Wood, who created the show with Andrew Davenport, says that every element, from the physical components to the "near and far" concepts and the peekaboo game finale, was crafted to conform to the needs of very young children.

"It started with the idea that children are living in a technological environment," she said. "Television is the first piece of technology they encounter. It's a magical box in the corner for them. And they need to be friendly with the screen, they need to be screen-literate as well as every other way literate. So the idea was just to make it a joyful sort of place where you can play."

In the show's environment of "play technology," she said, the Teletubbies, with their TV stomachs, are themselves "a piece of technology" too.

Wood is surprised "that so many adults, many in education," seem unaware that "we are addressing the area before language is acquired. Because it's so silly to think you can't learn anything until you've got speech."

Internationally, some broadcasters have snatched up the series--PBS purchased 40 half-hour episodes in a multiyear deal. Others have emphatically turned it down. Many attendees at last month's "Second World Summit on Television for Children" in London roundly condemned the show.

According to the London Evening Standard, Ada Haugh, of Norway's public service channel NRK, called it the most "market-orientated" show she'd ever seen. In the same report, Australian children's broadcaster Patricia Edgar said the series was "regressive for children who are beyond the babbling stage."

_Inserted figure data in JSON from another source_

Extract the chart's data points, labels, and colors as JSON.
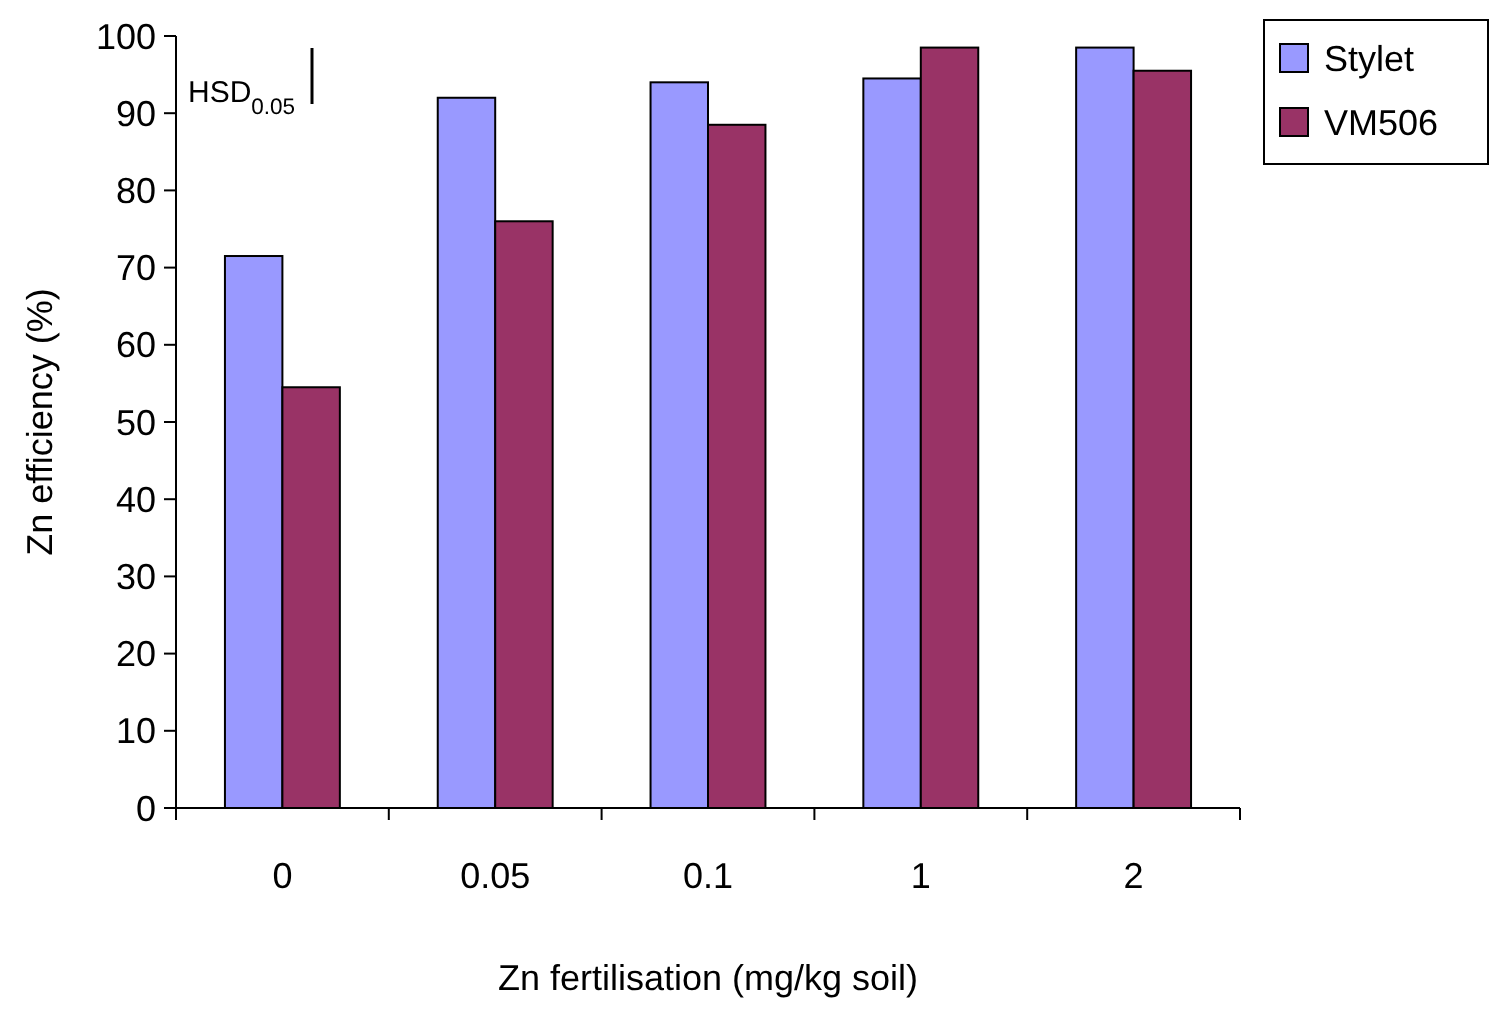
{
  "chart_data": {
    "type": "bar",
    "xlabel": "Zn fertilisation (mg/kg soil)",
    "ylabel": "Zn efficiency (%)",
    "categories": [
      "0",
      "0.05",
      "0.1",
      "1",
      "2"
    ],
    "series": [
      {
        "name": "Stylet",
        "color": "#9999ff",
        "values": [
          71.5,
          92,
          94,
          94.5,
          98.5
        ]
      },
      {
        "name": "VM506",
        "color": "#993366",
        "values": [
          54.5,
          76,
          88.5,
          98.5,
          95.5
        ]
      }
    ],
    "ylim": [
      0,
      100
    ],
    "yticks": [
      0,
      10,
      20,
      30,
      40,
      50,
      60,
      70,
      80,
      90,
      100
    ],
    "annotations": [
      "HSD$_{0.05}$"
    ],
    "legend": "top right",
    "grid": false
  }
}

Wood and other "Teletubbies" supporters, however--including Alice Cahn, director of children's programming for PBS--are undaunted by such criticism.

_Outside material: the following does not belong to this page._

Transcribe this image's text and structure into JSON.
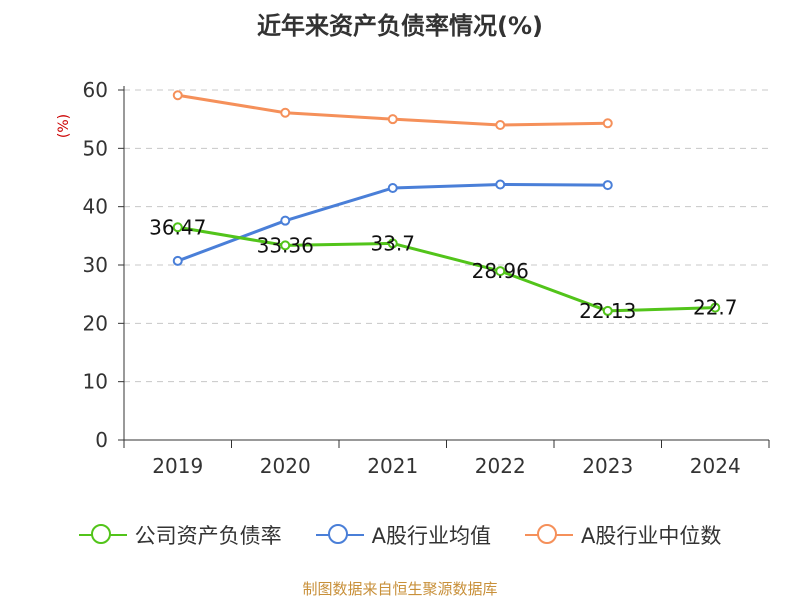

"I think it's wonderful when grown-ups pay a lot of attention to what kids do," Cahn said, "and television is certainly something that kids spend a lot of time doing."

The Teletubbies, Cahn said, are "cute, cuddly and nonthreatening, and they provide instant access to an environment that's understandable, interactive and stimulating."

To those who question whether children as young as age 1 should be watching television at all, Cahn replies, "They are watching. It's a fact that broadcasters know, producers know, and it's a fact that, frankly, as parents we know."

(Wood often refers to age 2 and older as being the intended audience, but the show's own press material, as well as Cahn and others, cite age 1 as the starting point.)

Although "no sane person would want a young child to sit in front of the television set for a long period of time," parents can be comfortable with a half-hour of "Teletubbies," Cahn said. "Its slow, repetitive pace is in tune with both the cognitive and social development of children as young as 1.

"It also offers parents a lovely chance to interact with their children around a medium we've all complained is way too passive. It gives you time to say, 'What do you think is going to happen next?,' and it allows your children to make that prediction and feel successful, even if they're just pointing."